Making A Good Decision For Your Child
Making A Good Decision For Your Child
All parents want their child to become successful. Some parents will go to great lengths to “help” their child by signing them up for a club, sport, or other extracurricular activities that will be “good” for them and their future. Usually the child ends up hating it or it causes something bad to happen. Even though parents might think they’re making a good decision for their child, it could end up as the bad decision that could potentially ruin the parent/ child relationship, lead to trouble later in life, or ruining the child’s chance of doing something for themselves.
A parent can potentially ruin their relationship with their child if the make a bad decision for their child. If their child disagrees with the decision of the parent, the child could begin to resent them. Like in the story, I Stand Here Ironing, the narrator is the mother of a girl named Emily. The narrator tries to provide a good life for Emily but even then their relationship suffers because she does not show her daughter love like she does with her other children, like when her little sister, Susan, was a baby, the narrator paid lots of attention to her and not to Emily, “She would call for me, and I would rouse from exhaustion to sleepily call back: ‘You’re all right, darling, go to sleep, it’s just a dream,’ and if she still called, in a sterner voice, ‘now to go sleep, Emily, there’s nothing to hurt you.’ Twice, only twice, when I had to get up for Susan anyhow, I went in to sit with her.” (Olsen).

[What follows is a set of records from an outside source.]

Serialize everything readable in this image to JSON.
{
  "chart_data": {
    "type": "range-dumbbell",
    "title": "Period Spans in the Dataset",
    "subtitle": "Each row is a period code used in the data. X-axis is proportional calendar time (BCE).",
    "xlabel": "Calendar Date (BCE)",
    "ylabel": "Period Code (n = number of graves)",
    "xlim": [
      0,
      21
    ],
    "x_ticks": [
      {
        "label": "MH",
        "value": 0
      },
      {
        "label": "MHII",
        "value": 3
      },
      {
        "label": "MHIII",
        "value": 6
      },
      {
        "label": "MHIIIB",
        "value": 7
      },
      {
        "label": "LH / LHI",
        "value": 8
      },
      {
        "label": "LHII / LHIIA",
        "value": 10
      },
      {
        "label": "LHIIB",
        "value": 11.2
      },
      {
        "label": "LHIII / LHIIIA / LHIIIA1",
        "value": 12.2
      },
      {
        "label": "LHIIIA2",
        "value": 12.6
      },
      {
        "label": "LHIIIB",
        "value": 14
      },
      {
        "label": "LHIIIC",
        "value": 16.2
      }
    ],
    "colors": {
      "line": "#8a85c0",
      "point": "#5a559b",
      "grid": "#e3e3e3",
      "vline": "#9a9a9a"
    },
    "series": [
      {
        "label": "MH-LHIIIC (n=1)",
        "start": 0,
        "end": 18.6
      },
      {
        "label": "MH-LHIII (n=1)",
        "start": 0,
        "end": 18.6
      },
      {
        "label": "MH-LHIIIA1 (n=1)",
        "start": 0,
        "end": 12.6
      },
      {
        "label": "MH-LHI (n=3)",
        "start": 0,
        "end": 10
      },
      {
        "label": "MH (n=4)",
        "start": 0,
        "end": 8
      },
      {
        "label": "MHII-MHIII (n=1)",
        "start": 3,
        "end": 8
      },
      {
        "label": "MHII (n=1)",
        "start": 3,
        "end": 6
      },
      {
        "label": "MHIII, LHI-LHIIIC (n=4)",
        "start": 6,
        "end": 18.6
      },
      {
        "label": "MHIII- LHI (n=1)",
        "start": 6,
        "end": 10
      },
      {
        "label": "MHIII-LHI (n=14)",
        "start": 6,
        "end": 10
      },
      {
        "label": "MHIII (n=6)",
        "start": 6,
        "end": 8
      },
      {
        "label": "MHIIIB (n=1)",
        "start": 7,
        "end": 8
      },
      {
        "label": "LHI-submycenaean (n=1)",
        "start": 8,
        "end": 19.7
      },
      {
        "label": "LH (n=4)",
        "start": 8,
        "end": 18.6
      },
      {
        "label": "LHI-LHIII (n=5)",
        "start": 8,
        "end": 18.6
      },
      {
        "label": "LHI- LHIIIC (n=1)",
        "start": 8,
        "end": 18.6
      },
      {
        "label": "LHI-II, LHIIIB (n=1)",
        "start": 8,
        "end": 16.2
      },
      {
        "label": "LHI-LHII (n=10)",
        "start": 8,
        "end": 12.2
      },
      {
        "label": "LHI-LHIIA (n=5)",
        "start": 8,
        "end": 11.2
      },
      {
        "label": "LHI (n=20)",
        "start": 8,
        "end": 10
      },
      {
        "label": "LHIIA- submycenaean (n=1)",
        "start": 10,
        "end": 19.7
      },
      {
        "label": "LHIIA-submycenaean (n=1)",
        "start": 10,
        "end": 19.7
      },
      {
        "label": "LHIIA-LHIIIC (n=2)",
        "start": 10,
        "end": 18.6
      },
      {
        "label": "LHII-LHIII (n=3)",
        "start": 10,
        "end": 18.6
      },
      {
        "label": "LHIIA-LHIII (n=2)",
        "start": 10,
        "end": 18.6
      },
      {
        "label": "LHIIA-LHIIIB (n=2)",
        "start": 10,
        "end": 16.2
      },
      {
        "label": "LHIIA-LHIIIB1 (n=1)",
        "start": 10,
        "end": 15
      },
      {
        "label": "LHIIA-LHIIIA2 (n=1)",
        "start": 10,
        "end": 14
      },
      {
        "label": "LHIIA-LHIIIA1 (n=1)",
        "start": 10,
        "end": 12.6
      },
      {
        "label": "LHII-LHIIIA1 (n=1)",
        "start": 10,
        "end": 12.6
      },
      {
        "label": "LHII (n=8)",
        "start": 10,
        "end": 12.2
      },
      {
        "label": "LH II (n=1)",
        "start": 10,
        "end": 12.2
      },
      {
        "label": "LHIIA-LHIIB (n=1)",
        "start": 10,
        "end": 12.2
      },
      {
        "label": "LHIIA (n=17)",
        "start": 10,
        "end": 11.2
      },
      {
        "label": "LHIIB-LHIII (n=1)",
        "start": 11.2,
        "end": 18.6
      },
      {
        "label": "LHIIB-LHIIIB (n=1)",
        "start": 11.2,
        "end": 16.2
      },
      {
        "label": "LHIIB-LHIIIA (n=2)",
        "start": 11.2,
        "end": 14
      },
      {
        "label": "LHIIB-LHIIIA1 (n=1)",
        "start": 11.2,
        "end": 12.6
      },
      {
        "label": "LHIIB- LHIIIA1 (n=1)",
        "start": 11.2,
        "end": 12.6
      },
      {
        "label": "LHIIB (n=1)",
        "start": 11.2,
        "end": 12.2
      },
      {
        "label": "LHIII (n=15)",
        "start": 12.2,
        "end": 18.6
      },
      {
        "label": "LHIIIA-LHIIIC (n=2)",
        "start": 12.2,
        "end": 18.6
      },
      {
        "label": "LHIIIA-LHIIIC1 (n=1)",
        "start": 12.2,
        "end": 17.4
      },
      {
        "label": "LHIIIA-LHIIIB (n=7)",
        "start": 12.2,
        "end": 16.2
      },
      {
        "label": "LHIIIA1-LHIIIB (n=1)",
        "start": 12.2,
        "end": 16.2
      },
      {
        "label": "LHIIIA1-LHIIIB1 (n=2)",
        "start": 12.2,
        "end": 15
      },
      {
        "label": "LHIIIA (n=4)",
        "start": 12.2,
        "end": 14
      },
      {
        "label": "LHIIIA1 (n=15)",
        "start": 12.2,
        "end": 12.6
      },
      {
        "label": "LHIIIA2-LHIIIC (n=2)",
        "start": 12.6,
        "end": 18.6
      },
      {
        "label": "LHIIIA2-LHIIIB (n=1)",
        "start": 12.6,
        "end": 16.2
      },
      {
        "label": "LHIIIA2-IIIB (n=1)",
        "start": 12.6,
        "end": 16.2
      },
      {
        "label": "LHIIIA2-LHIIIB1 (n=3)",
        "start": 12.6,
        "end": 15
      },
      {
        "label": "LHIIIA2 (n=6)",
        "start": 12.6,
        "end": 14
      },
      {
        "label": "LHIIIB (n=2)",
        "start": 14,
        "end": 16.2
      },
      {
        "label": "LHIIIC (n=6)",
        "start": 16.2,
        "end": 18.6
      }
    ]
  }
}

This harms their relationship because Emily knows her mother chooses Susan over her even when she was little. Later on, when Emily is in her high school years, she and her mom are not very close still. Based on this we can see that making a bad decision for your child can leave the parent/child relationship in ruins.

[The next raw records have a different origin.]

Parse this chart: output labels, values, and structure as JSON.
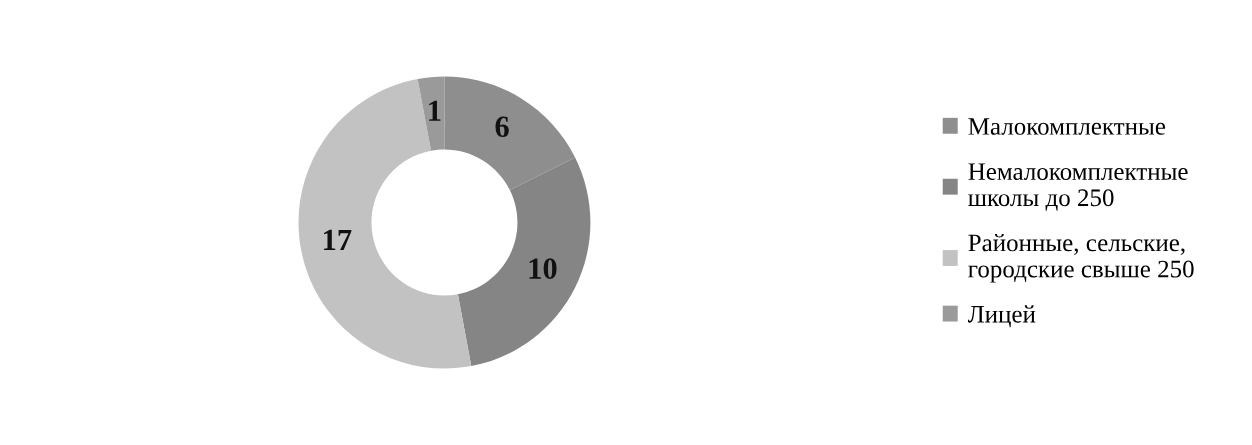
{
  "chart_data": {
    "type": "donut",
    "categories": [
      "Малокомплектные",
      "Немалокомплектные школы до 250",
      "Районные, сельские, городские свыше 250",
      "Лицей"
    ],
    "values": [
      6,
      10,
      17,
      1
    ],
    "colors": [
      "#8e8e8e",
      "#858585",
      "#c2c2c2",
      "#9a9a9a"
    ],
    "data_labels": true,
    "legend": "right"
  }
}
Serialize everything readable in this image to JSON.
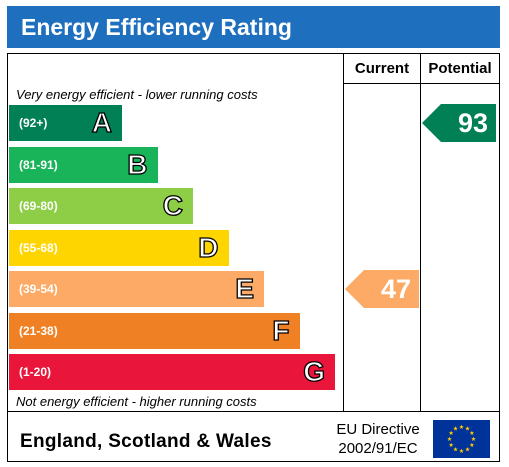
{
  "header": {
    "title": "Energy Efficiency Rating"
  },
  "columns": {
    "current": "Current",
    "potential": "Potential"
  },
  "notes": {
    "top": "Very energy efficient - lower running costs",
    "bottom": "Not energy efficient - higher running costs"
  },
  "chart_data": {
    "type": "bar",
    "bands": [
      {
        "range": "(92+)",
        "letter": "A",
        "color": "#008054"
      },
      {
        "range": "(81-91)",
        "letter": "B",
        "color": "#19b459"
      },
      {
        "range": "(69-80)",
        "letter": "C",
        "color": "#8dce46"
      },
      {
        "range": "(55-68)",
        "letter": "D",
        "color": "#ffd500"
      },
      {
        "range": "(39-54)",
        "letter": "E",
        "color": "#fcaa65"
      },
      {
        "range": "(21-38)",
        "letter": "F",
        "color": "#ef8023"
      },
      {
        "range": "(1-20)",
        "letter": "G",
        "color": "#e9153b"
      }
    ],
    "current": {
      "value": "47",
      "band": "E",
      "color": "#fcaa65"
    },
    "potential": {
      "value": "93",
      "band": "A",
      "color": "#008054"
    }
  },
  "footer": {
    "country": "England, Scotland & Wales",
    "directive_line1": "EU Directive",
    "directive_line2": "2002/91/EC",
    "flag_icon": "eu-flag-icon"
  }
}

Making a bad decision for can also affect the child in the future. It could influence them to a life of despair. In the story Teenage Wasteland, Donny gets into trouble a lot in his high school years but when used to be good when he was younger so as he has been doing bad things, his parents have been getting stricter and stricter which is only the start. His mother decides to be less controlling and then, “He said they acted like wardens. On weekends, they enforced curfew. And anytime he went to a party, they always telephoned first to see if adults would be supervising.
‘For God’s sake!’ he said. ‘Don’t you trust me?’” (Tyler). This causes his parents to try not to control him as much to make him happy but he spirals from here into him getting expelled for alcohol possession and later running away. The decision to be less strict on Donny was a mistake because this allowed him to make a mistake that will affect him forever. Bad decision can also ruin the child’s future.

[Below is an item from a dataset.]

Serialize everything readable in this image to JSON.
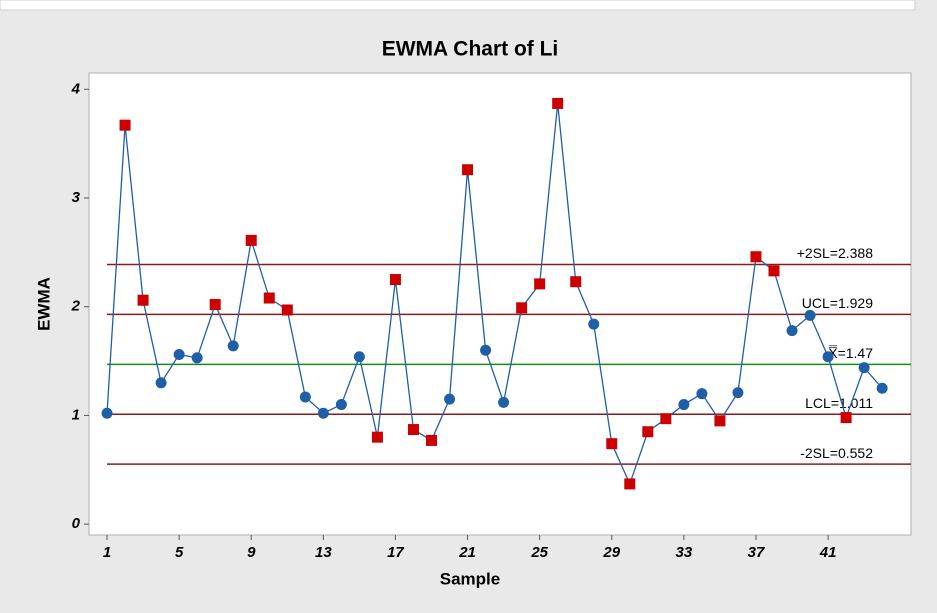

A parent’s bad decision for their child can also ruin their hope to do something that will make them happy. The child could want to do something that interests them but based on the decision their parent makes then do not feel capable of doing what makes them happy. A Modern Indian Woman’s Struggle with Arranged Marriage is a great example of this because the author struggles with her parents trying to choose her husband for her like a traditional arranged marriage.
Her father goes on different Indian nationality dating websites and picks a man based on a profile and sets them up. She finds it funny that her parents do this for her but she really is limited by this choice and has to only go out with men that are of her dad’s approval (Jain). This makes it hard for the thirty year old to find a husband. This ruins her hope of finding someone that she likes for them and marrying them.
Bad choices by parents can hinder the child in the end instead of helping them. Parents should think about the child’s whenever they make decisions for them so they do not hurt them in these ways.
Tyler, Anne. “Teenage Wasteland.” 1983. Print. (Tyler)
Olsen, Tillie. “I Stand Here Ironing.” Tell Me A Riddle. 1961. Print. (Olson) Jain, Anita. “Is Arranged Marriage Really Any Worse Than Craigslist?” New York Print.